Przepraszam, przepraszam, przepraszam. Ja sobie nie wyobrażam roku bez tych dwóch biegów. Są tacy, co cały rok czekają na Boże Narodzenie i Wielkanoc. Ja czekam na Bochnię i Cisną. Nic nie poradzę. Ja tam po prostu muszę być (oczywiście pod warunkiem, że mnie wylosują). To znaczy muszę spróbować tam być, a przecież i tak mam większe szanse na to, że mnie nie wylosują, niż że tam pojadę.
Mam nadzieję, że się dogadamy.
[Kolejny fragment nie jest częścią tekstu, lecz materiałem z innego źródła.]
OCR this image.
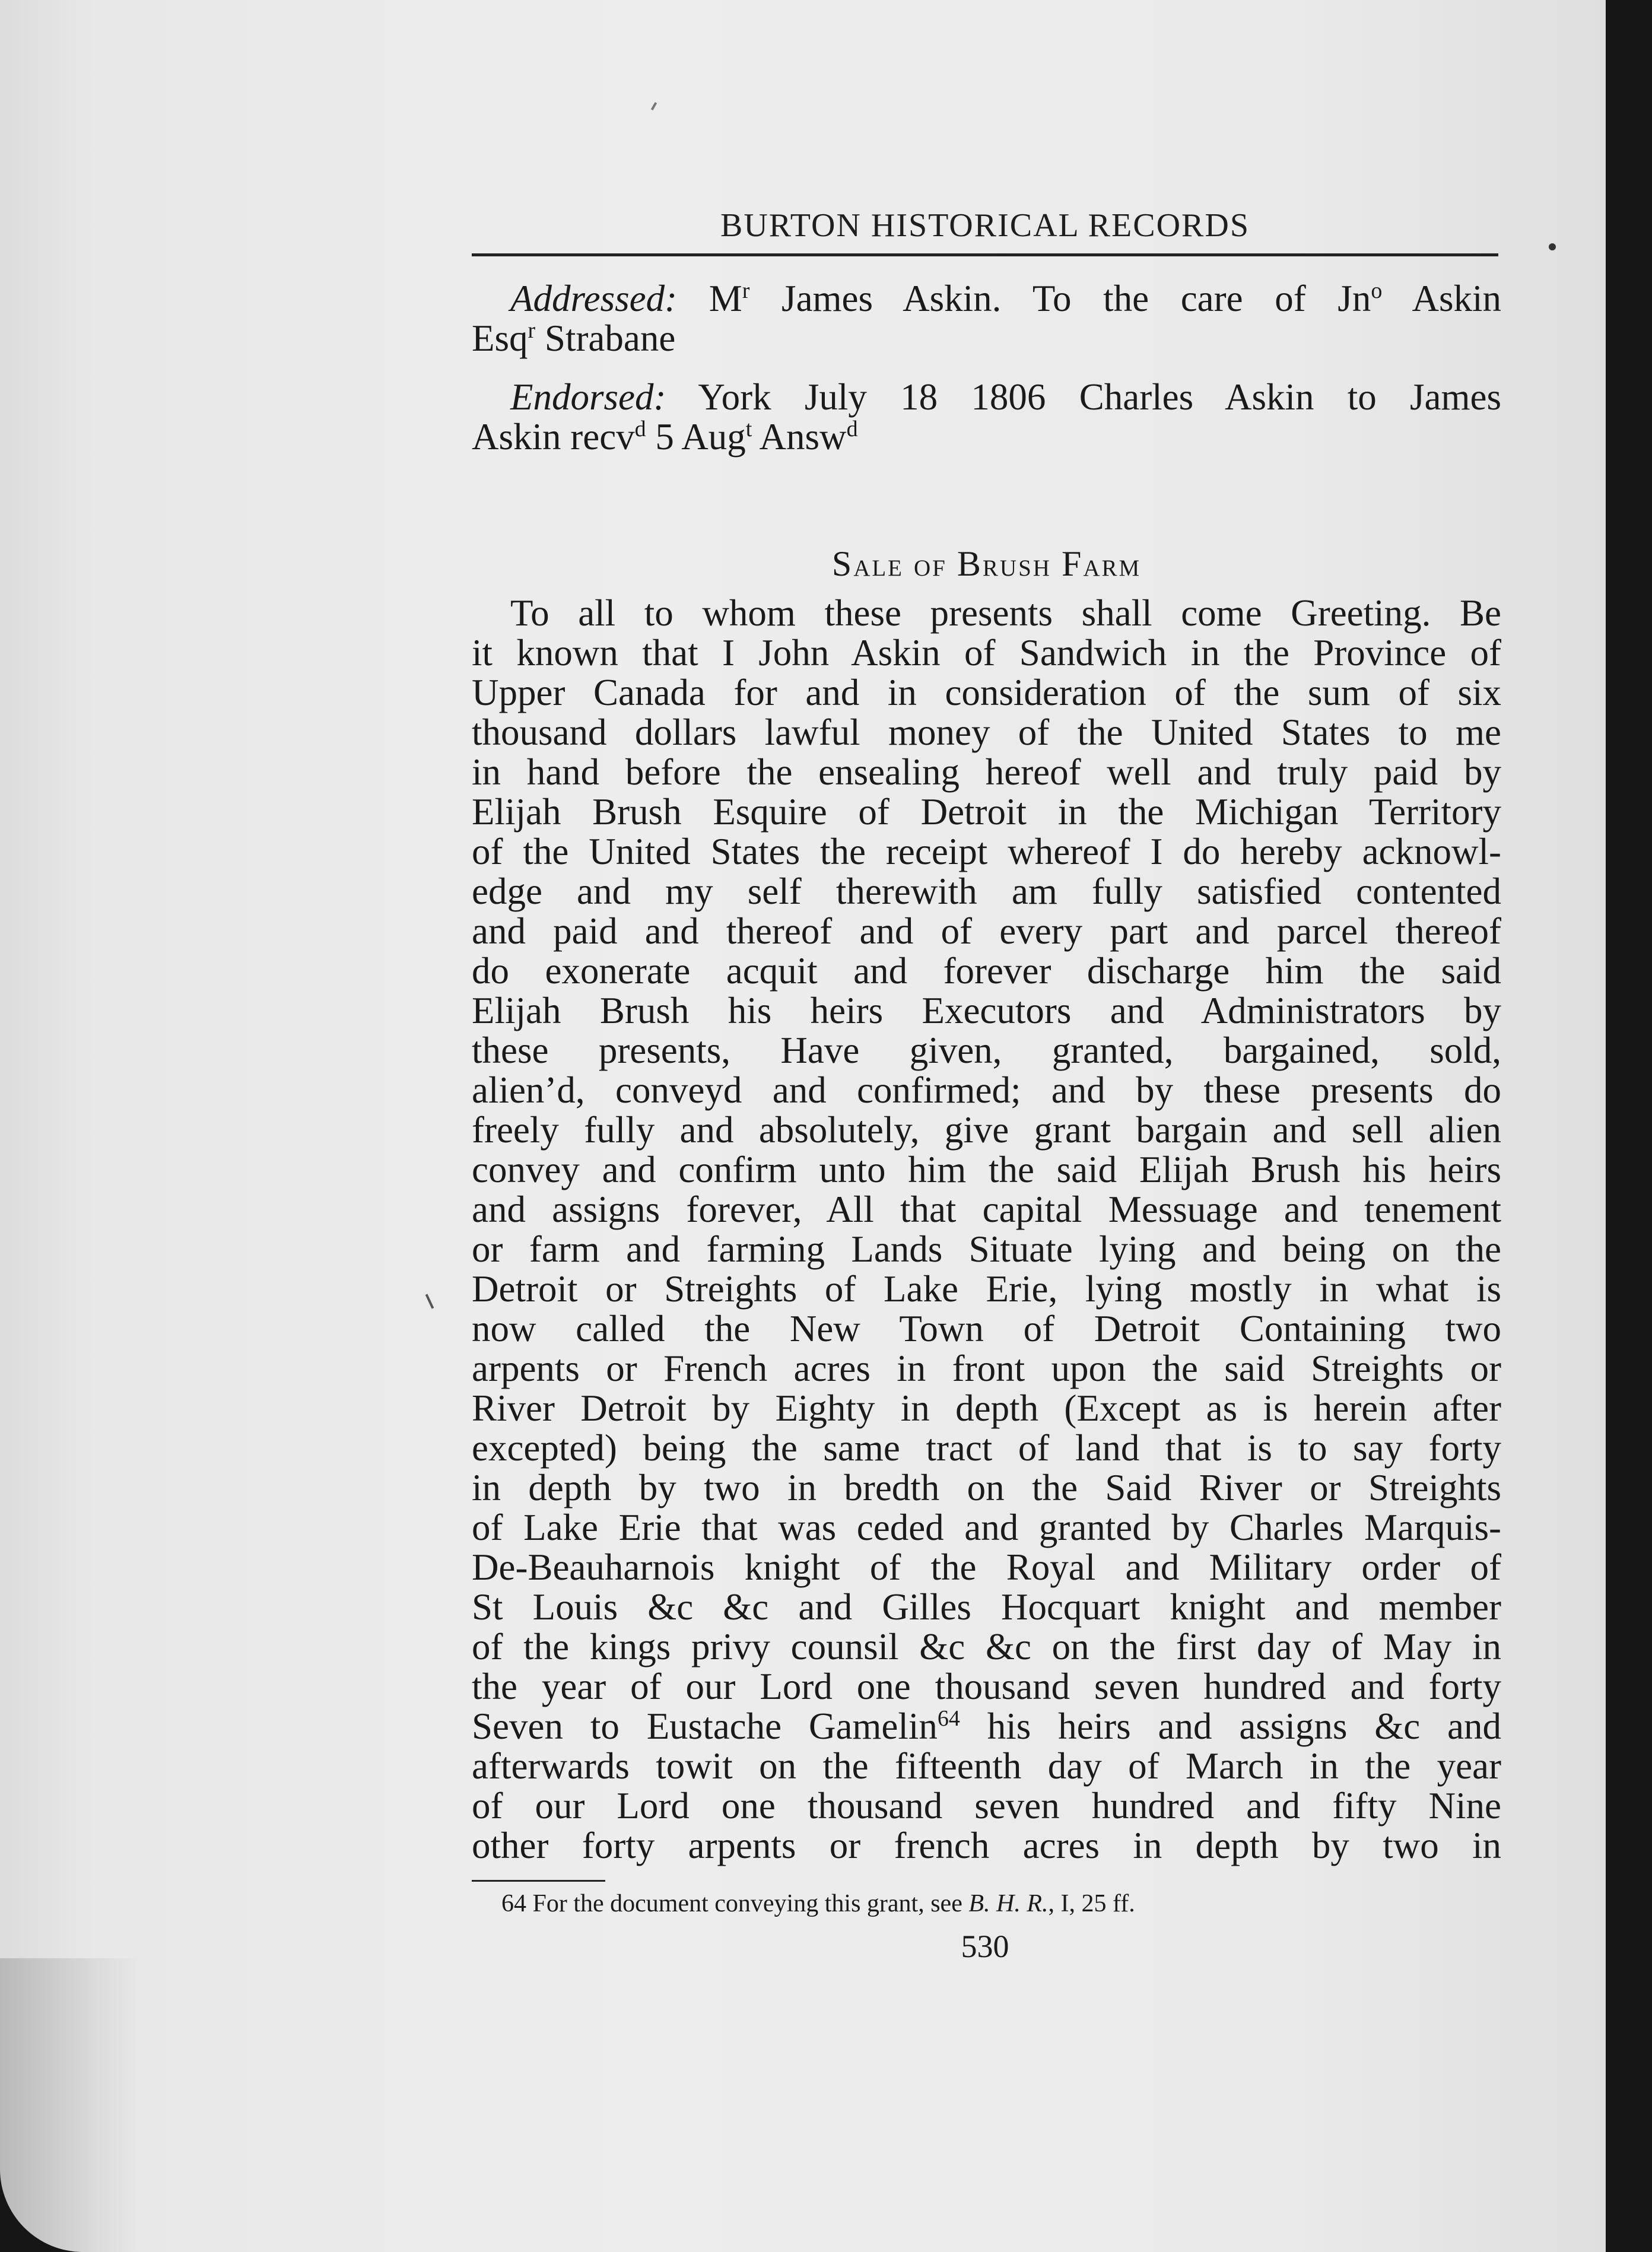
BURTON HISTORICAL RECORDS
Addressed: $M^r$ James Askin. To the care of Jn$^o$ Askin
Esq$^r$ Strabane
Endorsed: York July 18 1806 Charles Askin to James
Askin recv$^d$ 5 Aug$^t$ Answ$^d$
Sale of Brush Farm
To all to whom these presents shall come Greeting. Be
it known that I John Askin of Sandwich in the Province of
Upper Canada for and in consideration of the sum of six
thousand dollars lawful money of the United States to me
in hand before the ensealing hereof well and truly paid by
Elijah Brush Esquire of Detroit in the Michigan Territory
of the United States the receipt whereof I do hereby acknowl-
edge and my self therewith am fully satisfied contented
and paid and thereof and of every part and parcel thereof
do exonerate acquit and forever discharge him the said
Elijah Brush his heirs Executors and Administrators by
these presents, Have given, granted, bargained, sold,
alien’d, conveyd and confirmed; and by these presents do
freely fully and absolutely, give grant bargain and sell alien
convey and confirm unto him the said Elijah Brush his heirs
and assigns forever, All that capital Messuage and tenement
or farm and farming Lands Situate lying and being on the
Detroit or Streights of Lake Erie, lying mostly in what is
now called the New Town of Detroit Containing two
arpents or French acres in front upon the said Streights or
River Detroit by Eighty in depth (Except as is herein after
excepted) being the same tract of land that is to say forty
in depth by two in bredth on the Said River or Streights
of Lake Erie that was ceded and granted by Charles Marquis-
De-Beauharnois knight of the Royal and Military order of
St Louis &c &c and Gilles Hocquart knight and member
of the kings privy counsil &c &c on the first day of May in
the year of our Lord one thousand seven hundred and forty
Seven to Eustache Gamelin$^{64}$ his heirs and assigns &c and
afterwards towit on the fifteenth day of March in the year
of our Lord one thousand seven hundred and fifty Nine
other forty arpents or french acres in depth by two in
64 For the document conveying this grant, see B. H. R., I, 25 ff.
530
Oprócz tych dwóch biegów obiecuję: żadnych więcej niespodzianek. Ani jednej.
Tylko jest mały problem. Nie mam z kim biec Rzeźnika. Gdyby ktoś chciał pobiec ze mną, najlepiej ktoś taki kto też ma już Rzeźnika w nogach, byłoby super.
Naprawdę próbowałam nie myśleć o Bieszczadach i nie myśleć o kopalni ale się nie da. Wystarczyło, że Miły dzisiaj coś tam bąknął o Bochni i się zaczęło. Nie mogę przestać o tym mysleć i muszę chociaż spróbować tam się znaleźć.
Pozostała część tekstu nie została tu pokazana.